- Directed by: K. Praveen Nayak
- Written by: K. Praveen Nayak
- Produced by: H. P. Amarnath
- Starring: Prakash Raj Prema Ritu Shivpuri
- Cinematography: R. Giri
- Edited by: Suresh Urs
- Music by: Rajesh Ramanath V. Manohar Praveen D. Rao Praveen Kumar Murali Mohan
- Production company: Prem Rathna Creations
- Release date: 19 February 1999;
- Running time: 133 minutes
- Country: India
- Language: Kannada

= Z (1999 film) =

Z is a 1999 Indian Kannada-language mystery thriller film written and directed by K. Praveen Nayak. It stars Prakash Rai, Prema and Ritu Shivpuri in the lead roles and features five different composers tuning for the soundtrack.

Z was released on 19 February 1999. It was dubbed in Telugu and released in Telugu as Maha Natudu.

==Production==
This film was said to be Naik's answer to Upendra's directorial A (1998).
== Soundtrack ==
Five composers contributed six tracks for the film, including the film's director Praveen Nayak, who composed one song and wrote lyrics for two others.

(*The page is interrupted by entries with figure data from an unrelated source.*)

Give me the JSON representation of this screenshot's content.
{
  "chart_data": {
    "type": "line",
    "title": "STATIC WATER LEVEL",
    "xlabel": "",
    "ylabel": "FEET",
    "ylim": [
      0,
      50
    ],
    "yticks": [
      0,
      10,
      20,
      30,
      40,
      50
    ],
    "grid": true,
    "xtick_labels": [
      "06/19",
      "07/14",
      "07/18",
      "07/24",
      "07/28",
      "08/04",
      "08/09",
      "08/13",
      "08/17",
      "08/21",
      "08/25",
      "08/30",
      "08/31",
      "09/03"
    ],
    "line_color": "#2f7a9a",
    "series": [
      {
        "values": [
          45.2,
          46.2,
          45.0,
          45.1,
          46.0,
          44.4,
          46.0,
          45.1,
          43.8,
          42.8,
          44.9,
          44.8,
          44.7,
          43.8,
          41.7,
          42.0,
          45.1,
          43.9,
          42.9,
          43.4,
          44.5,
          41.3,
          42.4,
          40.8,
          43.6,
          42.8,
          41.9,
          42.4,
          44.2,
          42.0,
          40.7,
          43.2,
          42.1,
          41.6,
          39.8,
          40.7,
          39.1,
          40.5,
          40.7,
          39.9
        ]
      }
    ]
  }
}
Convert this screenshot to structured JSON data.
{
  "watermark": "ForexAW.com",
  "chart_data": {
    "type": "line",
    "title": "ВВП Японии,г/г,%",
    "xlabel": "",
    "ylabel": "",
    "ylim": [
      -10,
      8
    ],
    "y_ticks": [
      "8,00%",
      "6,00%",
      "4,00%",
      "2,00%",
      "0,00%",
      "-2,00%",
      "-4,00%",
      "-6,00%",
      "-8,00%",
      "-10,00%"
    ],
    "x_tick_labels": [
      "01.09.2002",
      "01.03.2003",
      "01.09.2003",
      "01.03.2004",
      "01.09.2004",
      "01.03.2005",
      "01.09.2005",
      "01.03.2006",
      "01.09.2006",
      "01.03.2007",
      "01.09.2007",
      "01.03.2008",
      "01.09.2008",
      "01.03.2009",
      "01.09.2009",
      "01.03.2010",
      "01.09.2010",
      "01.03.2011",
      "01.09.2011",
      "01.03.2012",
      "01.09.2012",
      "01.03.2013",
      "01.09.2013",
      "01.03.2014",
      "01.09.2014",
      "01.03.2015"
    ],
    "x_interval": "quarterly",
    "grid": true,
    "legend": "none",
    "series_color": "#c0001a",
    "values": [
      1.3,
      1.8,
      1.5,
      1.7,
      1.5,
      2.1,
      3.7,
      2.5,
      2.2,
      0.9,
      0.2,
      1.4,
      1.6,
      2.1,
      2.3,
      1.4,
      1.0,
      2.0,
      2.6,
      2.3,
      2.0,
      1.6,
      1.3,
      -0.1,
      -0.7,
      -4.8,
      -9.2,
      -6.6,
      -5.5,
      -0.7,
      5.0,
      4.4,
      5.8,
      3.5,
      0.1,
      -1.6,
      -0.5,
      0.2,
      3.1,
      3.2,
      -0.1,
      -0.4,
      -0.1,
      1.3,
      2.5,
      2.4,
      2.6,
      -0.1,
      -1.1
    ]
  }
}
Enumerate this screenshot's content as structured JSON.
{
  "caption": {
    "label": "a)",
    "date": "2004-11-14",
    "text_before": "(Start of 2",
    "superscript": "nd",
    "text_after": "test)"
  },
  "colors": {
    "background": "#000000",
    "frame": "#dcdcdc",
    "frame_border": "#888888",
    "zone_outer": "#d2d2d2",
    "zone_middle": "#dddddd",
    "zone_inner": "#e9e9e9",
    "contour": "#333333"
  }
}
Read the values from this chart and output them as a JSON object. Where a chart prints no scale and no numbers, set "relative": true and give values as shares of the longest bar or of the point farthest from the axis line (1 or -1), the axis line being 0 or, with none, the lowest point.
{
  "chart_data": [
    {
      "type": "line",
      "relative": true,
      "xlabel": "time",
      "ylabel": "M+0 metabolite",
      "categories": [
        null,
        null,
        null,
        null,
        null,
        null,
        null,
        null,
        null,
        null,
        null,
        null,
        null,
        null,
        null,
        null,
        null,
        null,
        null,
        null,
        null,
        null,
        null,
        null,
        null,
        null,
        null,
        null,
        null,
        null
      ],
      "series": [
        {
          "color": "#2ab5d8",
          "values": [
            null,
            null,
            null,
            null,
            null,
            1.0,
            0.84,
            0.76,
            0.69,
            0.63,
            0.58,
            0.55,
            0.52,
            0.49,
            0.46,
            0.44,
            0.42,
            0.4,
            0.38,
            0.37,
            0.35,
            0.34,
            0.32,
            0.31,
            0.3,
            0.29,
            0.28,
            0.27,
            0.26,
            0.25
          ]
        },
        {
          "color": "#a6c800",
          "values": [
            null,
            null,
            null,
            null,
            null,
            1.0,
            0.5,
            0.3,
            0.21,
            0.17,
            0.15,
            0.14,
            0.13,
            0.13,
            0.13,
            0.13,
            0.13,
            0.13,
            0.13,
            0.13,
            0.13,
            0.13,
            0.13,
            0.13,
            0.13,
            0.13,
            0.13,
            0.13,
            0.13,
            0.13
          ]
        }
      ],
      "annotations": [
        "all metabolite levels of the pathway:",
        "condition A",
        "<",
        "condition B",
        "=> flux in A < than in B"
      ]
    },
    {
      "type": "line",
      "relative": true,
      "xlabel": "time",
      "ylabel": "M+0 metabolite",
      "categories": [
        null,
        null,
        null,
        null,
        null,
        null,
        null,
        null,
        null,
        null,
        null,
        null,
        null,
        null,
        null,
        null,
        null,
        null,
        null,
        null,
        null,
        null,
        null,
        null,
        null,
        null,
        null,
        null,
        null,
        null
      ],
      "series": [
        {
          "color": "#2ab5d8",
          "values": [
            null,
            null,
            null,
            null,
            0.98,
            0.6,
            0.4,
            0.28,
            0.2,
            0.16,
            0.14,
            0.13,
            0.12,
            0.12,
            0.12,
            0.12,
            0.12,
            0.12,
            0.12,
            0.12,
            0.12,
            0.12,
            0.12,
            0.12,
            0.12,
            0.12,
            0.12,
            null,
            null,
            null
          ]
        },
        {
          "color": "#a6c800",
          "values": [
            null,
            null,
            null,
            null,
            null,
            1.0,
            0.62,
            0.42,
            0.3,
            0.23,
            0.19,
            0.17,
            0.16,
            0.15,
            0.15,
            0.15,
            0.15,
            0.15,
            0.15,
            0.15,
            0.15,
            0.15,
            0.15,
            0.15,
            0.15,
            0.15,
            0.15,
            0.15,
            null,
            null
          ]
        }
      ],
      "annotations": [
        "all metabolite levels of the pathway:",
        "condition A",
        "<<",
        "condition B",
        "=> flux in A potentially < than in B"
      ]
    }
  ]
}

| S. No. | Song title | Music director | Singer(s) | Lyrics |
|---|---|---|---|---|
| 1 | "Prema Prema" | Rajesh Ramanath | Rajesh Krishnan, Sowmya Raoh | K. Praveen Nayak |
| 2 | "Reelo Reelo" | Murali Mohan | Murali Mohan, L. N. Shastry | Murali Mohan |
| 3 | "Nee Rathiyu Naa Rathanu" | K. Praveen Nayak | Mangala | Sadhu Kokila |
| 4 | "Thutiyali Thutiyu" | Rajesh Ramanath | Sowmya Raoh | K. Praveen Nayak |
| 5 | "Choli Aata" | Praveen D. Rao | L. N. Shastry | Achyuth |
| 6 | "Kele Kishori" | V. Manohar | Rajesh Krishnan, Sowmya Raoh | V. Manohar |

== Reception ==
A critic from The New Indian Express wrote that "The only reason to watch this movie is if you have nothing else to do". Jyothi Raghuram of The Hindu wrote "Praveen’s story rambles, and his dialogues are simplistic. His screenplay is in keeping with all of this. Yet, this debutant director cannot be written off, for ‘Z” does have its moments of pluses, and Praveen, his flashes of directorial grip."